The documents do not indicate the final destination of the funds. When contacted, the Tricolor stated to the site that it will present the full accounting of the operations and maintained that “there are no withdrawals without record and proper accounting of who originated the expenses.” The Civil Police confirmed the existence of the investigation but did not provide details and requested that the procedure be conducted under secrecy, a request not yet granted.
The report indicates that in 2021, there were seven withdrawals totaling R$ 1.5 million. In 2022, six operations reached R$ 1.2 million. In 2023, another six withdrawals totaled R$ 1.4 million. The largest volume appears in 2024, with R$ 5.2 million distributed over eleven withdrawals, averaging close to R$ 500,000 per operation. By 2025, up to November 25, there were five withdrawals, reaching R$ 1.7 million.
According to Coaf, the first two withdrawals in 2021 were made by a club employee; later, an armored car company was used, responsible for 28 of the 35 operations. The investigation considers that this change may have made it more difficult to identify those involved.

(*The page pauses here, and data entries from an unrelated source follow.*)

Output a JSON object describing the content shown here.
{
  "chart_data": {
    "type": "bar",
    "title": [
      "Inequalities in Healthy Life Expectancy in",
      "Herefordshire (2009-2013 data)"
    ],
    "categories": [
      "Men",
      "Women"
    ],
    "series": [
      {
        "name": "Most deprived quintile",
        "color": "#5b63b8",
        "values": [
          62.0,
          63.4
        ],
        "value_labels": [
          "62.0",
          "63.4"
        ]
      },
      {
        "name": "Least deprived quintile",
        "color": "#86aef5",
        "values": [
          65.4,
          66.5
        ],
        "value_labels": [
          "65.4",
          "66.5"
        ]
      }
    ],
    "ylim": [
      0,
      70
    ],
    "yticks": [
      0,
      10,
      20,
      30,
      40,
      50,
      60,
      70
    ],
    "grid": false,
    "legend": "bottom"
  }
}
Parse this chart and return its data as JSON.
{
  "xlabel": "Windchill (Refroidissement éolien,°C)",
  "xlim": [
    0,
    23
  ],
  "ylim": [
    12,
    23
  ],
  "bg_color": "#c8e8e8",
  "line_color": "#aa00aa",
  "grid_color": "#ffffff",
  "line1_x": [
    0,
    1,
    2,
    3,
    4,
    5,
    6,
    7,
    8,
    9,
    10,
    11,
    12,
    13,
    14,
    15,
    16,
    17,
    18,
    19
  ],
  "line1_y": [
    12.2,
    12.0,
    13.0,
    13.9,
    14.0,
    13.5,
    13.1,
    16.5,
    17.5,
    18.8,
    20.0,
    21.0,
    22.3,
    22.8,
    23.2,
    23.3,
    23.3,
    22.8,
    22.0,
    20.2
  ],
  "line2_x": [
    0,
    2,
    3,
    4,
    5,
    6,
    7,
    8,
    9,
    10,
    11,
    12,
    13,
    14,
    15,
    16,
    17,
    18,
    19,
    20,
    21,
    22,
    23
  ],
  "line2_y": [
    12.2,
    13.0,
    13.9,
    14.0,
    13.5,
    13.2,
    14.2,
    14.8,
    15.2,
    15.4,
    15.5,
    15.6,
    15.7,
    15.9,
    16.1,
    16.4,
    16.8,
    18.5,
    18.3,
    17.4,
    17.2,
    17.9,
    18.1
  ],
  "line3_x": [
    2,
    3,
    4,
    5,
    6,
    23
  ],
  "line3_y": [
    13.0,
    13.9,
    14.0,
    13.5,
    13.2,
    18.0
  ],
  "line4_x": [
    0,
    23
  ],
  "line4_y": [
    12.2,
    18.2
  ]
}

Coaf emphasizes that cash operations interrupt the electronic audit trail, making it difficult to identify the final beneficiary and prove the destination of the resources. Both Bradesco and Rendimento classified the withdrawals as atypical transactions incompatible with market practices. The report also points out failures in five operations, where the person responsible for the withdrawal was not identified.
In another aspect of the investigation, Coaf identified cash deposits into the account of São Paulo's president, Júlio Casares, totaling R$ 1.5 million between January 2023 and May 2025.
The amount represents about 47% of the executive's income during the period and exceeds the amount received as a salary from the club. The deposits were made in a fragmented manner, a practice Coaf classifies as “smurfing.”
There are records of multiple deposits on the same day, including amounts very close to the automatic notification limit to the agency. Casares justified to the bank that these were “funds received in cash from São Paulo, related to championship bonuses [sic].”
So far, the investigation does not indicate a correlation between the withdrawals made by the club and the deposits into the executive's account. São Paulo claims that the amounts have no relation. The reports also indicate that Casares' account was used regularly to pay expenses for his ex-wife, Mara Casares, including 104 bank slips.
Through his lawyers, Casares told ‘UOL‘ that “all financial transactions have a lawful and legitimate origin.” The club stated that it is monitoring the case and is available to the authorities to provide clarifications as requested.
This article was translated into English by Artificial Intelligence. You can read the original version in 🇧🇷 here.